La Chine est à la pointe en matière de robotaxis, avec AutoX, Baidu Apollo, Didi Chuxing, Pony.ai et WeRide, qui comptent à eux cinq plus de 2000 taxis entièrement automatisés. A Wuhan, la grande agglomération du centre du pays, dont la population – plus de 12 millions d’habitants – équivaut à celle de l’Ile-de-France, les 500, et bientôt 1000, robotaxis de Baidu Apollo couvrent une zone de 3000 km².

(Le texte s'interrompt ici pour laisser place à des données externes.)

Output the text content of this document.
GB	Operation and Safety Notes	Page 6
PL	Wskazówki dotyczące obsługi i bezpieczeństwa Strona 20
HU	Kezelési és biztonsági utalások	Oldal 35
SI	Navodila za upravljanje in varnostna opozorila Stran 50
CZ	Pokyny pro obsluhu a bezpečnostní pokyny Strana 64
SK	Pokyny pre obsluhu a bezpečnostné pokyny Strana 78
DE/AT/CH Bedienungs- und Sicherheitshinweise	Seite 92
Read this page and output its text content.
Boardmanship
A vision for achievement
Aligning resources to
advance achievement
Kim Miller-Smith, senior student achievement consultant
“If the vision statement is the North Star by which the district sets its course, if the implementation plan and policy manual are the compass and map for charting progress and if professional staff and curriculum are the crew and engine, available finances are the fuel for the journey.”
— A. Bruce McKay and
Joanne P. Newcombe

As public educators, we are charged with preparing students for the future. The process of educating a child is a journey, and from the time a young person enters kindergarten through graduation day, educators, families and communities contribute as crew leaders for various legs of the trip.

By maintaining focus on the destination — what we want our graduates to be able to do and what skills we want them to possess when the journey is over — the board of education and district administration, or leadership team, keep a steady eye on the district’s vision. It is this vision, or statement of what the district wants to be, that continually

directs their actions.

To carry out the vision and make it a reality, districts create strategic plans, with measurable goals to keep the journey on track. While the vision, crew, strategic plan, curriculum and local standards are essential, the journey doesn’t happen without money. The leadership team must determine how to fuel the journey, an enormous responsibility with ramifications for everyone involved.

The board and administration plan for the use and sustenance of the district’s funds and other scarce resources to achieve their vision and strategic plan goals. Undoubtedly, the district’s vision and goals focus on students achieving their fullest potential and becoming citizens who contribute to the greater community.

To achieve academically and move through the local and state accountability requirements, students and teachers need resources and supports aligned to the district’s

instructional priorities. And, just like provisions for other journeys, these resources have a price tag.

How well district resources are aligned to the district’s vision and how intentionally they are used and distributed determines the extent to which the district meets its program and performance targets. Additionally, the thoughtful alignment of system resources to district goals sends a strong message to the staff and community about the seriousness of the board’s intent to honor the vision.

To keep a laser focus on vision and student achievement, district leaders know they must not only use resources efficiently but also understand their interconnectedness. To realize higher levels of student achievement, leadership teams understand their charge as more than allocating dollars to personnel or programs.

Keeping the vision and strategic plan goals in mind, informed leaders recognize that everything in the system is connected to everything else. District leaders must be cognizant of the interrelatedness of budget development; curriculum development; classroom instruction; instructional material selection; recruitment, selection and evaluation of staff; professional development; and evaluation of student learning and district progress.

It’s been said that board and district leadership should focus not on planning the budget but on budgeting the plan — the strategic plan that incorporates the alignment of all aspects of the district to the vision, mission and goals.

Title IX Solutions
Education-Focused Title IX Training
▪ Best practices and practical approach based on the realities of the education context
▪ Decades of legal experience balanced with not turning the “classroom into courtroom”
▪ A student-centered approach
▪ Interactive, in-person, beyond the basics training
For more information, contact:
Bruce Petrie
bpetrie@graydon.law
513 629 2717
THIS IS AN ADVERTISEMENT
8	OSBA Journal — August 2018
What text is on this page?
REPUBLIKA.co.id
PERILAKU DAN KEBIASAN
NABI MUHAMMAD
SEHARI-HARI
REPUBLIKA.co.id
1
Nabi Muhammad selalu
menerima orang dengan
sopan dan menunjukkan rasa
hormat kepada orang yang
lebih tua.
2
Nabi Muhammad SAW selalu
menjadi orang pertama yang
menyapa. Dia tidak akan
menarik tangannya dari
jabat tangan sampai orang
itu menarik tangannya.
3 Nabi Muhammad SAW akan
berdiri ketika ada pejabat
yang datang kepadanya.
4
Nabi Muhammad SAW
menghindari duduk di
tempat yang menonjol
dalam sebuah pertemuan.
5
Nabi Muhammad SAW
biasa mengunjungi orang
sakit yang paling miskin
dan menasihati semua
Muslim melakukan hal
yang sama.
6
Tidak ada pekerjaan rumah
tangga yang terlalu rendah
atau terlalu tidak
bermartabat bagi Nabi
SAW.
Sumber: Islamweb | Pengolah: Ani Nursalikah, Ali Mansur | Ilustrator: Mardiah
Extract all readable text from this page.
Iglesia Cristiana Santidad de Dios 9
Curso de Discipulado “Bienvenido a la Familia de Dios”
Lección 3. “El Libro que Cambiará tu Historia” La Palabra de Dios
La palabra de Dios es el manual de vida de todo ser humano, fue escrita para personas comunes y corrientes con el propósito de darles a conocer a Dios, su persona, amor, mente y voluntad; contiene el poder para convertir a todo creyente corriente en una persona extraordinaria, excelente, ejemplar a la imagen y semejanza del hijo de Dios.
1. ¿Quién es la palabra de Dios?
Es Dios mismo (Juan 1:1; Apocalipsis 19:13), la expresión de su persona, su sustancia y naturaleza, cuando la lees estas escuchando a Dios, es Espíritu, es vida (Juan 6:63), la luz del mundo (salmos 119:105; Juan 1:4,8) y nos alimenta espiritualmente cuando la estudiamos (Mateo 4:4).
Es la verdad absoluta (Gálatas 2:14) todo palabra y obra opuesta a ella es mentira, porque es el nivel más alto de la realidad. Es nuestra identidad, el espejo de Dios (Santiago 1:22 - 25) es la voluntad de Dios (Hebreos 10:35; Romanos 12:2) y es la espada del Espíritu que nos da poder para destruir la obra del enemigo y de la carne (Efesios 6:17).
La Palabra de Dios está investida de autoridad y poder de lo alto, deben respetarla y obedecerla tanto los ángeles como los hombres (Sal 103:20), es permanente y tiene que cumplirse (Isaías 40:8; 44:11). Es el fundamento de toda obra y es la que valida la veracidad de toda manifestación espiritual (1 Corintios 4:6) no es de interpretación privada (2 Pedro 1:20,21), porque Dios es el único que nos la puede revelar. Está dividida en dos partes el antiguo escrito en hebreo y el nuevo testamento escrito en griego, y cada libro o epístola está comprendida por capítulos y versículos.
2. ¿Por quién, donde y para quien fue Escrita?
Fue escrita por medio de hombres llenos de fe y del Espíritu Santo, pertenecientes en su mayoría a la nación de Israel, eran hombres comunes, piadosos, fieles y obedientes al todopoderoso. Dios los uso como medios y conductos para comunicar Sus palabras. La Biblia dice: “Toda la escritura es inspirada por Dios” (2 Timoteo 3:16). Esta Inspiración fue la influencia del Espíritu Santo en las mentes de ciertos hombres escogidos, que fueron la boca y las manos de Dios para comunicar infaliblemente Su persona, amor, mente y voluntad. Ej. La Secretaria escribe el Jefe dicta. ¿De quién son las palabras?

Robin Li, le PDG de Baidu, a déclaré en mai que 70 % des trajets de sa flotte étaient intégralement autonomes, et que cette part atteindrait 100 % dans les prochains trimestres, ce qui permettrait à la société d’atteindre le seuil de rentabilité. Ces chiffres ne sont pas si éloignés des prouesses que réalisent les américains Waymo, filiale d’Alphabet, et Cruise, filiale de General Motors. Aujourd’hui, 250 véhicules sillonnent déjà les rues de San Francisco, 150 celles de Phoenix, et une licence pour 50 véhicules à Los Angeles a été accordée.
Les taxis autonomes sont classés dans la catégorie des technologies de niveau 4 : ils se conduisent sans surveillance humaine et sans les restrictions de vitesse qui définissent le niveau 3. Mais ils restent coûteux à fabriquer et à exploiter. Le passage du niveau 2 au niveau 3 sur des véhicules accessibles aux consommateurs est potentiellement plus significatif. Si les constructeurs allemands Mercedes-Benz et BMW commencent à vendre des systèmes de niveau 3 en Allemagne, ils sont très bridés. La Chine semble prête à aller beaucoup plus loin, consciente que l’avance acquise sera difficilement rattrapable. Les mesures officielles s’enchaînent pour ouvrir la porte à toutes sortes d’expérimentations.
Feu vert pour Tesla
En décembre 2023, la première réglementation chinoise sur l’exploitation commerciale des véhicules autonomes est entrée en vigueur. Fin avril, Elon Musk a obtenu l’autorisation du gouvernement pour déployer sur ses Tesla la dernière version de sa technologie Full Self-Driving (FSD), après avoir conclu un accord avec la société chinoise d’intelligence artificielle Baidu pour cartographier le pays. La date du 8 août, le chiffre étant considéré comme porte-bonheur, a été évoquée pour une mise en service effective. Les constructeurs locaux de véhicules électriques commençaient déjà à proposer leurs propres programmes d’assistance à la conduite, pour aider les voitures à naviguer dans les villes. Mais Tesla fait encore figure de référence dans cette jeune industrie, et cette autorisation va stimuler le secteur.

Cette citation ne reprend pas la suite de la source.